12400 rows × 7 columns

(music_top200
  >> mutate(new_position = _.position / 200)
)
country position track_name artist streams duration continent new_position
0 Argentina 1 Tusa KAROL G 1858666 200.960 Americas 0.005
1 Argentina 2 Tattoo Rauw Alejandro 1344382 202.887 Americas 0.010
2 Argentina 3 Hola - Remix Dalex 1330011 249.520 Americas 0.015
... ... ... ... ... ... ... ... ...
12397 South Africa 198 Black And White Niall Horan 11771 193.090 Africa 0.990
12398 South Africa 199 When I See U Fantasia 11752 217.347 Africa 0.995
12399 South Africa 200 Psycho! MASN 11743 197.217 Africa 1.000

12400 rows × 8 columns

Exercise 3:

The mutate below uses code from a future chapter to calculate how many letters are in each artist’s name.
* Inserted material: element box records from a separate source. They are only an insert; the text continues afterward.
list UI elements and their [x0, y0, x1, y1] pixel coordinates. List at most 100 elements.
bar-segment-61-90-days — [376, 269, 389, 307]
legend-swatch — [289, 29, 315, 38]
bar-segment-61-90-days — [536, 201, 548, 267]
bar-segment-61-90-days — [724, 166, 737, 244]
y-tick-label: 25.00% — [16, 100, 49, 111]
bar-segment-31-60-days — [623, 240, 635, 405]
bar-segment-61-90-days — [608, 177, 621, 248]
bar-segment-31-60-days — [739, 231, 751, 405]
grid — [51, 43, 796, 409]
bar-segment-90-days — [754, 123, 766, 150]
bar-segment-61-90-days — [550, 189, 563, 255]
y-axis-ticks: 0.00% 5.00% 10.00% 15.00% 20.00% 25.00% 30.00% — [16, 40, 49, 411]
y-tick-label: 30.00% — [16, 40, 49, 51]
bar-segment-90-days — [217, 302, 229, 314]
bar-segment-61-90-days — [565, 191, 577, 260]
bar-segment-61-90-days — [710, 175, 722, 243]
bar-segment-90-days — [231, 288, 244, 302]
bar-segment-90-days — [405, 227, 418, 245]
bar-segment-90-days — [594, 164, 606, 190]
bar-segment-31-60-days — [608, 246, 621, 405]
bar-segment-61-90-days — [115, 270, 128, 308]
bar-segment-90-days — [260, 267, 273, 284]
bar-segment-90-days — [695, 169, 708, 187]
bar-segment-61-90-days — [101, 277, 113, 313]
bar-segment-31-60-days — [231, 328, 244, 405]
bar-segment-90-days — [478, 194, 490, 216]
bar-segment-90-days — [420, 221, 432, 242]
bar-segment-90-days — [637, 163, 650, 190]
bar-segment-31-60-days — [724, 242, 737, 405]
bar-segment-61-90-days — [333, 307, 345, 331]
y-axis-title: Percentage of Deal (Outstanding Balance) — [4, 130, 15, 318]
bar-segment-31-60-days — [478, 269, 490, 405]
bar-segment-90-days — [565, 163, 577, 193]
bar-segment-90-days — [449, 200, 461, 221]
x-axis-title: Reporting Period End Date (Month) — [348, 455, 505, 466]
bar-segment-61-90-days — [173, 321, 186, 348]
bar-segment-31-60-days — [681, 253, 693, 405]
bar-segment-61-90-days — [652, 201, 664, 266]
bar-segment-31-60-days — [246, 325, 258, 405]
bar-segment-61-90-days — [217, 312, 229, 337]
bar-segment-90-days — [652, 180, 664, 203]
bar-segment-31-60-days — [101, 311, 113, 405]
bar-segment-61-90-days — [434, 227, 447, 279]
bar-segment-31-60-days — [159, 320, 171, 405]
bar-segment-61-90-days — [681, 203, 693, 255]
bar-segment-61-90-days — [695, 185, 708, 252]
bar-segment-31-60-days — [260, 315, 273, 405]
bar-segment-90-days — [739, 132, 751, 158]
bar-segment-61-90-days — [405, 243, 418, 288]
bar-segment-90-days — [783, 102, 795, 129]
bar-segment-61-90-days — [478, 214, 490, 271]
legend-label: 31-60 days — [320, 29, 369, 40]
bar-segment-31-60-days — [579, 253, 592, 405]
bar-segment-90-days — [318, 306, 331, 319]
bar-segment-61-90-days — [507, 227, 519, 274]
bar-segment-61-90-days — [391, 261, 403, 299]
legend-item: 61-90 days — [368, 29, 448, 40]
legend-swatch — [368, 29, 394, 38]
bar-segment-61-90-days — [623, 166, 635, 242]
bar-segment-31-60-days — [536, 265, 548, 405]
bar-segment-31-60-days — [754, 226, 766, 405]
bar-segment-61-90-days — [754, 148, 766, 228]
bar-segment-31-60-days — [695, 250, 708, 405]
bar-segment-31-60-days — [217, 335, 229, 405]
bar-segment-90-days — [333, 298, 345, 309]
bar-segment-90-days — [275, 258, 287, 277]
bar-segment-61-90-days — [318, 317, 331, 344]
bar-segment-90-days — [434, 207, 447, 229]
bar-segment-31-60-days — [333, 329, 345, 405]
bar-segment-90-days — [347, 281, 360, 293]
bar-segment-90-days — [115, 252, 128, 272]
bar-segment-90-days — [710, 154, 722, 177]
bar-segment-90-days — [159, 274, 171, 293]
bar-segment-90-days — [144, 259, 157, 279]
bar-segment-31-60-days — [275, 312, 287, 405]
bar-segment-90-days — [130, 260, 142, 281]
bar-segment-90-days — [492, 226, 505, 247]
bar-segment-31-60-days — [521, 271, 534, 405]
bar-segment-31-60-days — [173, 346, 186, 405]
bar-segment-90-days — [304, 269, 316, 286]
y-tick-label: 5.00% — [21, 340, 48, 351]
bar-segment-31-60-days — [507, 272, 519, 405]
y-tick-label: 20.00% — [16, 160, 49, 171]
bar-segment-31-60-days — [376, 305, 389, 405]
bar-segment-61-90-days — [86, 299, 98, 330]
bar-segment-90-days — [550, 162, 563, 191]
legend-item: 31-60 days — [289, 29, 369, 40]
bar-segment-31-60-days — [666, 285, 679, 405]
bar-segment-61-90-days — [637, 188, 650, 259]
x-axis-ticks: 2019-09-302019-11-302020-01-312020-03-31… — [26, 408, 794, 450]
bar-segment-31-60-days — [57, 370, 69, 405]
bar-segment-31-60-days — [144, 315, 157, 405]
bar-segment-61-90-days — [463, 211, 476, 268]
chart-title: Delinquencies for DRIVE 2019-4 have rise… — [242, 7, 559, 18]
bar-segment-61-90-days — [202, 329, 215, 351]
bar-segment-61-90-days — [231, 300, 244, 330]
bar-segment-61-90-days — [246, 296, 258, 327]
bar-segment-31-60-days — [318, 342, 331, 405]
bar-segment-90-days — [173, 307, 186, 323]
Which artist with the shortest name has the most streams?

hint

You’ll need to use an arrange in the pipe with 2 arguments.

(music_top200
  >> mutate(artist_length = _.artist.str.len())
)
country position track_name artist streams duration continent artist_length
0 Argentina 1 Tusa KAROL G 1858666 200.960 Americas 7
1 Argentina 2 Tattoo Rauw Alejandro 1344382 202.887 Americas 14
2 Argentina 3 Hola - Remix Dalex 1330011 249.520 Americas 5
... ... ... ... ... ... ... ... ...
12397 South Africa 198 Black And White Niall Horan 11771 193.090 Africa 11
12398 South Africa 199 When I See U Fantasia 11752 217.347 Africa 8
12399 South Africa 200 Psycho! MASN 11743 197.217 Africa 4

12400 rows × 8 columns

(music_top200
  >> mutate(artist_length = _.artist.str.len())
  >> arrange(_.artist_length, -_.streams)
)
country position track_name artist streams duration continent artist_length
5256 Indonesia 57 Sweet Night V 529806 214.259 Asia 1
9666 Philippines 67 Sweet Night V 313660 214.259 Asia 1
5880 India 81 Sweet Night V 230745 214.259 Asia 1
... ... ... ... ... ... ... ... ...
8366 Mexico 167 Escondidos La Adictiva Banda San José de Mesillas 635158 191.893 Americas 38
11193 El Salvador 194 En Peligro de Extinción La Adictiva Banda San José de Mesillas 11447 234.198 Americas 38
180 Argentina 181 Un Poco de Amor Francés Patricio Rey y sus Redonditos de Ricota 178678 206.200 Americas 39

12400 rows × 8 columns

V, for their track in Indonesia That’s right!
V, for their track in Hong Kong That’s the right artist, but did you sort by most streams first?
F, for their track in Finland Incorrect. Did you sort by most streams first?
F, for their track in Hong Kong Incorrect. Did you sort by most streams first?